Major Tom.
En los inicios de los 70, Papá me regaló un disco de 45 RPM de David Bowie. Por un lado venía “Space Oddity” y al reverso “The man who sold the world”. Era un disco naranja con letras negras que recuerdo verlo girar y girar por tardes enteras en mi Capissimo.
Fui criado escuchando a The Beatles, Intillimani, Mussorgsky, bandas sonoras, Fracis Lai, Sinatra y claro, Víctor Jara. Pero Bowie fue un regalo inesperado en tiempos tan revolucionarios porque habían sonoridades anglo, música nueva y fresca.
En la calle Lautaro Rosas en el Cerro Alegre en Valparaíso, nadie escuchaba ni conocía a Bowie. Los niños de mi edad no escuchaban música -¿curioso no?- de manera que tenía que compartir mi colección de discos con los “lolos” más grandes que pasaban por la puerta de mi casa camino a la cancha del New Crusaders donde casi todos jugábamos basket.
Eran tiempos raros y bellos. Fuimos simples “cabros” de algún cerro porteño, que alucinaban con cohetes, los aviones “a chorro” y satélites, porque éramos hijos de la Nasa, sabíamos qué tripulantes irían en el próximo lanzamiento, soñábamos con los alunizajes y no nos perdíamos “Perdidos en el espacio” porque todo giraba entre seres alienígenas, los trajes plateados de UFO y el Apollo 11.
La música de Bowie era contradictoria pero atractiva, hermosa, extraña y triste. La historia de un hombre enamorado que no volverá a la tierra no encajaba con la épica de Amstrong ni las preguntas de Hall. No, Major Tom quedaba dando vueltas al rededor de un planeta que se ve hermoso y azul desde el cielo.
Hay una épica en la letra de Bowie pero básicamente una desgarradora historia de amor. Recuerdo haber tratado de “sacarla” en guitarra, algo hice y la podía tararear en el nefasto inglés que aprendimos los que íbamos a las escuelas públicas en los setenta.
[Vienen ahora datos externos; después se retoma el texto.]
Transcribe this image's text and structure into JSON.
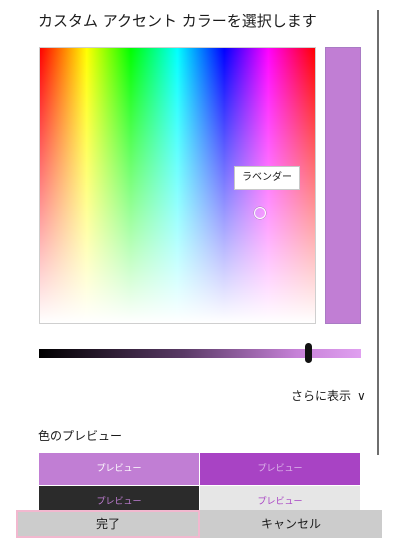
{
  "dialog": {
    "title": "カスタム アクセント カラーを選択します"
  },
  "picker": {
    "tooltip": "ラベンダー",
    "selected_color": "#c17ed4",
    "brightness_percent": 83
  },
  "more": {
    "label": "さらに表示"
  },
  "preview": {
    "label": "色のプレビュー",
    "tiles": [
      {
        "text": "プレビュー",
        "bg": "#c17ed4",
        "fg": "#ffffff"
      },
      {
        "text": "プレビュー",
        "bg": "#a843c4",
        "fg": "#dcb7ea"
      },
      {
        "text": "プレビュー",
        "bg": "#2b2b2b",
        "fg": "#c17ed4"
      },
      {
        "text": "プレビュー",
        "bg": "#e6e6e6",
        "fg": "#a843c4"
      }
    ]
  },
  "buttons": {
    "done": "完了",
    "cancel": "キャンセル"
  }
}
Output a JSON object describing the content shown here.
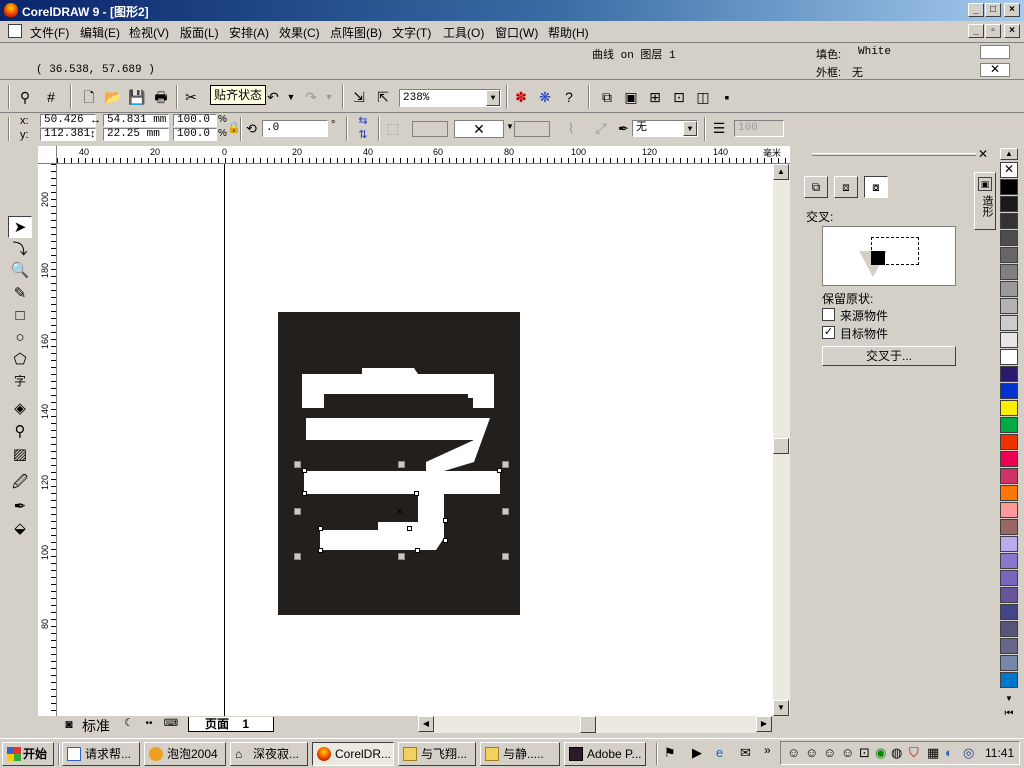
{
  "window": {
    "title": "CorelDRAW 9 - [图形2]"
  },
  "menu": [
    "文件(F)",
    "编辑(E)",
    "检视(V)",
    "版面(L)",
    "安排(A)",
    "效果(C)",
    "点阵图(B)",
    "文字(T)",
    "工具(O)",
    "窗口(W)",
    "帮助(H)"
  ],
  "status": {
    "coords": "( 36.538, 57.689 )",
    "object_info": "曲线 on 图层 1",
    "fill_label": "填色:",
    "fill_value": "White",
    "outline_label": "外框:",
    "outline_value": "无"
  },
  "toolbar": {
    "tooltip": "贴齐状态",
    "zoom": "238%"
  },
  "propbar": {
    "x_label": "x:",
    "x_value": "50.426",
    "y_label": "y:",
    "y_value": "112.381",
    "width_value": "54.831 mm",
    "height_value": "22.25 mm",
    "scale_x": "100.0",
    "scale_y": "100.0",
    "pct": "%",
    "rotation": ".0",
    "deg": "°",
    "outline_width": "无",
    "extra_value": "100"
  },
  "rulers": {
    "h_labels": [
      "40",
      "20",
      "0",
      "20",
      "40",
      "60",
      "80",
      "100",
      "120",
      "140"
    ],
    "h_unit": "毫米",
    "v_labels": [
      "200",
      "180",
      "160",
      "140",
      "120",
      "100",
      "80"
    ]
  },
  "canvas": {
    "character": "字"
  },
  "page_tabs": {
    "label": "标准",
    "page": "页面",
    "page_num": "1"
  },
  "docker": {
    "section": "交叉:",
    "keep_original": "保留原状:",
    "source_object": "来源物件",
    "target_object": "目标物件",
    "source_checked": false,
    "target_checked": true,
    "intersect_button": "交叉于...",
    "tab_label": "造形"
  },
  "palette": [
    "none",
    "#000000",
    "#1a1a1a",
    "#333333",
    "#4d4d4d",
    "#666666",
    "#808080",
    "#999999",
    "#b3b3b3",
    "#cccccc",
    "#e6e6e6",
    "#ffffff",
    "#2b1a6e",
    "#0033cc",
    "#ffee00",
    "#00aa44",
    "#ee3300",
    "#ee0055",
    "#cc3366",
    "#ff7700",
    "#ff9999",
    "#996666",
    "#bbaaee",
    "#8877cc",
    "#7766bb",
    "#665599",
    "#444488",
    "#555577",
    "#666688",
    "#7788aa",
    "#0077cc"
  ],
  "taskbar": {
    "start": "开始",
    "tasks": [
      "请求帮...",
      "泡泡2004",
      "深夜寂...",
      "CorelDR...",
      "与飞翔...",
      "与静.....",
      "Adobe P..."
    ],
    "clock": "11:41"
  }
}
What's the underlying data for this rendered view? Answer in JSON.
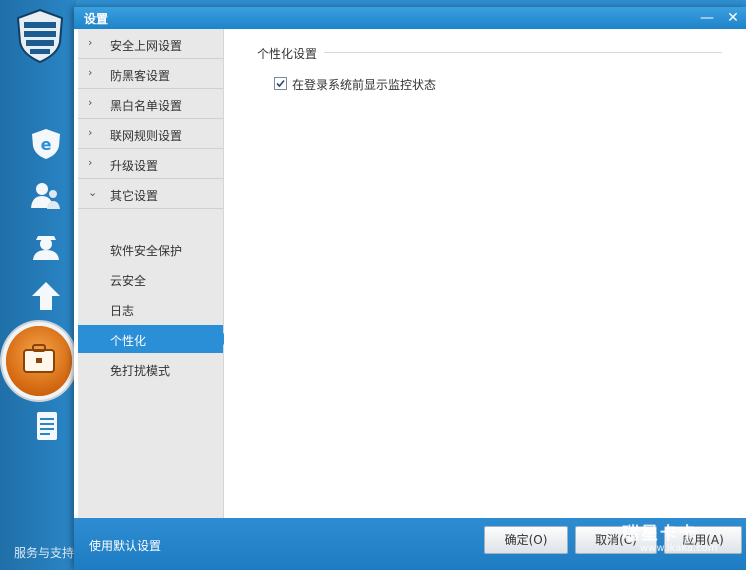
{
  "app": {
    "bottom_text": "服务与支持"
  },
  "dialog": {
    "title": "设置",
    "minimize_glyph": "—",
    "close_glyph": "✕"
  },
  "nav": {
    "categories": [
      {
        "label": "安全上网设置",
        "expanded": false
      },
      {
        "label": "防黑客设置",
        "expanded": false
      },
      {
        "label": "黑白名单设置",
        "expanded": false
      },
      {
        "label": "联网规则设置",
        "expanded": false
      },
      {
        "label": "升级设置",
        "expanded": false
      },
      {
        "label": "其它设置",
        "expanded": true
      }
    ],
    "sub_items": [
      {
        "label": "软件安全保护",
        "active": false
      },
      {
        "label": "云安全",
        "active": false
      },
      {
        "label": "日志",
        "active": false
      },
      {
        "label": "个性化",
        "active": true
      },
      {
        "label": "免打扰模式",
        "active": false
      }
    ]
  },
  "content": {
    "section_title": "个性化设置",
    "option": {
      "label": "在登录系统前显示监控状态",
      "checked": true
    }
  },
  "footer": {
    "restore_label": "使用默认设置",
    "ok_label": "确定(O)",
    "cancel_label": "取消(C)",
    "apply_label": "应用(A)"
  },
  "watermark": {
    "big": "瑞星卡卡",
    "url": "www.ikaka.com"
  },
  "colors": {
    "title_bar": "#1f83c9",
    "nav_active": "#2a8fd6",
    "nav_bg": "#e8e8e8",
    "footer": "#2d8cd2"
  },
  "icons": {
    "app_logo": "shield-wall-icon",
    "sidebar": [
      "ie-shield-icon",
      "users-icon",
      "hacker-icon",
      "upload-arrow-icon",
      "toolbox-icon",
      "document-icon"
    ]
  }
}
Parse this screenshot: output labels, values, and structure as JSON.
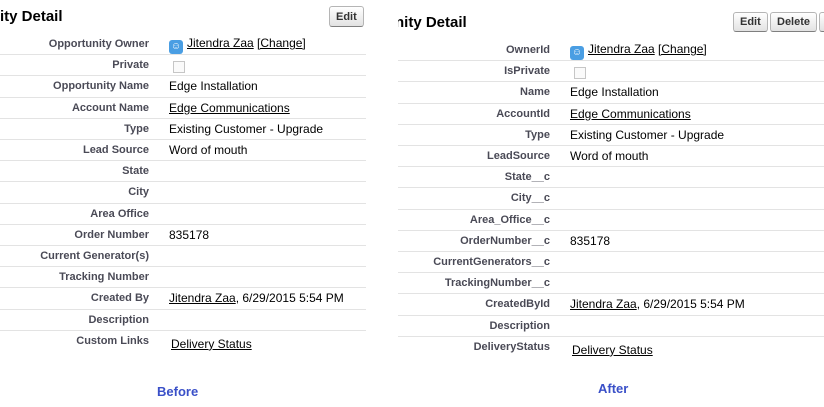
{
  "before": {
    "section_title": "ity Detail",
    "edit_label": "Edit",
    "owner_label": "Opportunity Owner",
    "owner_name": "Jitendra Zaa",
    "owner_change": "[Change]",
    "private_label": "Private",
    "rows": [
      {
        "label": "Opportunity Name",
        "value": "Edge Installation",
        "link": false
      },
      {
        "label": "Account Name",
        "value": "Edge Communications",
        "link": true
      },
      {
        "label": "Type",
        "value": "Existing Customer - Upgrade",
        "link": false
      },
      {
        "label": "Lead Source",
        "value": "Word of mouth",
        "link": false
      },
      {
        "label": "State",
        "value": "",
        "link": false
      },
      {
        "label": "City",
        "value": "",
        "link": false
      },
      {
        "label": "Area Office",
        "value": "",
        "link": false
      },
      {
        "label": "Order Number",
        "value": "835178",
        "link": false
      },
      {
        "label": "Current Generator(s)",
        "value": "",
        "link": false
      },
      {
        "label": "Tracking Number",
        "value": "",
        "link": false
      }
    ],
    "created_label": "Created By",
    "created_user": "Jitendra Zaa",
    "created_date": ", 6/29/2015 5:54 PM",
    "description_label": "Description",
    "custom_links_label": "Custom Links",
    "custom_link": "Delivery Status",
    "caption": "Before"
  },
  "after": {
    "section_title": "nity Detail",
    "edit_label": "Edit",
    "delete_label": "Delete",
    "owner_label": "OwnerId",
    "owner_name": "Jitendra Zaa",
    "owner_change": "[Change]",
    "private_label": "IsPrivate",
    "rows": [
      {
        "label": "Name",
        "value": "Edge Installation",
        "link": false
      },
      {
        "label": "AccountId",
        "value": "Edge Communications",
        "link": true
      },
      {
        "label": "Type",
        "value": "Existing Customer - Upgrade",
        "link": false
      },
      {
        "label": "LeadSource",
        "value": "Word of mouth",
        "link": false
      },
      {
        "label": "State__c",
        "value": "",
        "link": false
      },
      {
        "label": "City__c",
        "value": "",
        "link": false
      },
      {
        "label": "Area_Office__c",
        "value": "",
        "link": false
      },
      {
        "label": "OrderNumber__c",
        "value": "835178",
        "link": false
      },
      {
        "label": "CurrentGenerators__c",
        "value": "",
        "link": false
      },
      {
        "label": "TrackingNumber__c",
        "value": "",
        "link": false
      }
    ],
    "created_label": "CreatedById",
    "created_user": "Jitendra Zaa",
    "created_date": ", 6/29/2015 5:54 PM",
    "description_label": "Description",
    "custom_links_label": "DeliveryStatus",
    "custom_link": "Delivery Status",
    "caption": "After"
  }
}
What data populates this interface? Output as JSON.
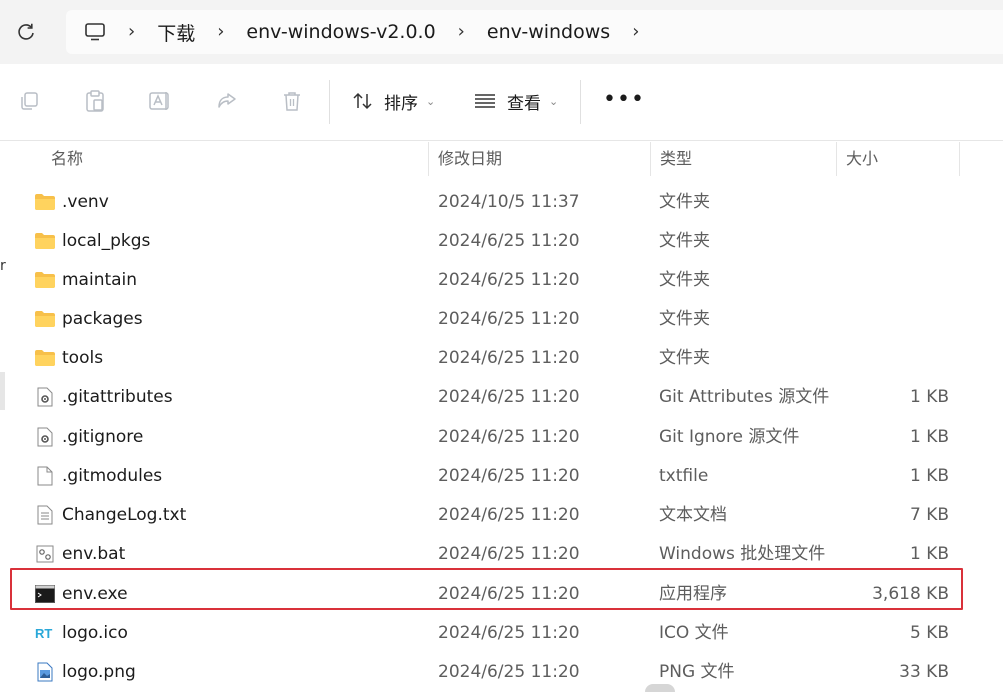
{
  "breadcrumb": [
    "下载",
    "env-windows-v2.0.0",
    "env-windows"
  ],
  "commands": {
    "sort_label": "排序",
    "view_label": "查看"
  },
  "columns": {
    "name": "名称",
    "modified": "修改日期",
    "type": "类型",
    "size": "大小"
  },
  "files": [
    {
      "name": ".venv",
      "modified": "2024/10/5 11:37",
      "type": "文件夹",
      "size": "",
      "icon": "folder-icon"
    },
    {
      "name": "local_pkgs",
      "modified": "2024/6/25 11:20",
      "type": "文件夹",
      "size": "",
      "icon": "folder-icon"
    },
    {
      "name": "maintain",
      "modified": "2024/6/25 11:20",
      "type": "文件夹",
      "size": "",
      "icon": "folder-icon"
    },
    {
      "name": "packages",
      "modified": "2024/6/25 11:20",
      "type": "文件夹",
      "size": "",
      "icon": "folder-icon"
    },
    {
      "name": "tools",
      "modified": "2024/6/25 11:20",
      "type": "文件夹",
      "size": "",
      "icon": "folder-icon"
    },
    {
      "name": ".gitattributes",
      "modified": "2024/6/25 11:20",
      "type": "Git Attributes 源文件",
      "size": "1 KB",
      "icon": "config-file-icon"
    },
    {
      "name": ".gitignore",
      "modified": "2024/6/25 11:20",
      "type": "Git Ignore 源文件",
      "size": "1 KB",
      "icon": "config-file-icon"
    },
    {
      "name": ".gitmodules",
      "modified": "2024/6/25 11:20",
      "type": "txtfile",
      "size": "1 KB",
      "icon": "blank-file-icon"
    },
    {
      "name": "ChangeLog.txt",
      "modified": "2024/6/25 11:20",
      "type": "文本文档",
      "size": "7 KB",
      "icon": "text-file-icon"
    },
    {
      "name": "env.bat",
      "modified": "2024/6/25 11:20",
      "type": "Windows 批处理文件",
      "size": "1 KB",
      "icon": "batch-file-icon"
    },
    {
      "name": "env.exe",
      "modified": "2024/6/25 11:20",
      "type": "应用程序",
      "size": "3,618 KB",
      "icon": "console-app-icon"
    },
    {
      "name": "logo.ico",
      "modified": "2024/6/25 11:20",
      "type": "ICO 文件",
      "size": "5 KB",
      "icon": "rt-logo-icon"
    },
    {
      "name": "logo.png",
      "modified": "2024/6/25 11:20",
      "type": "PNG 文件",
      "size": "33 KB",
      "icon": "image-file-icon"
    }
  ],
  "highlight_color": "#d9313a",
  "folder_color": "#f7c04a"
}
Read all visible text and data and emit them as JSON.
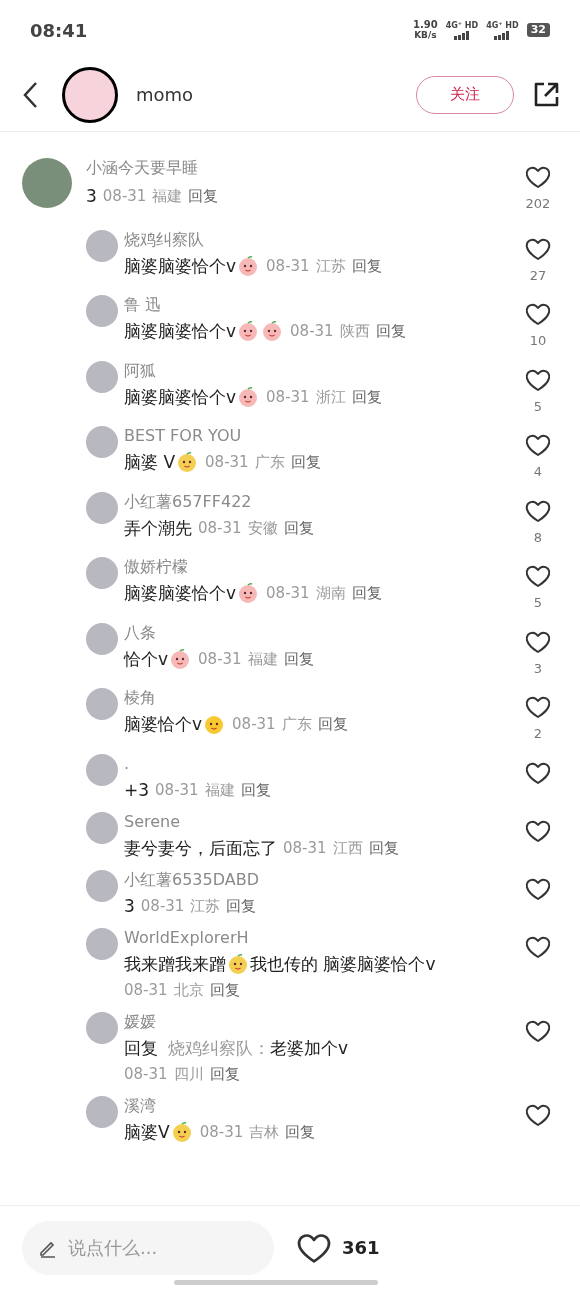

Quisimos ser Ziggy Stardust, un personaje tan extraño y lejano entre tanto rayado de la Ramona Parra o las canciones de protesta del Quilapayún.
Éramos una especie extraña que lo admiraba en la básica, púberes que después seguimos con Led Zeppelin, Emerson, Like & Palmer, Kiss, King Crimson y que nunca paramos de deleitarnos con el rock & roll tal y como decía Luca “Yo soy Carlos Kreimer, En Martinez vivo, Me gusta el rugby, Y el Rock and Roll…”. Nosotros vivíamos en Cerro Alegre, nos gustaba el basket y también, el rock&roll.
Eramos tan felices escuchando letras que no entendíamos; psicodélicas y curiosas, tan cerca en tiempos tristes y violentos.
Crecimos escuchando a Bowie, revolucionario como Bretón o Silvio, casi sin saber cómo su música nos cambiaba la vida.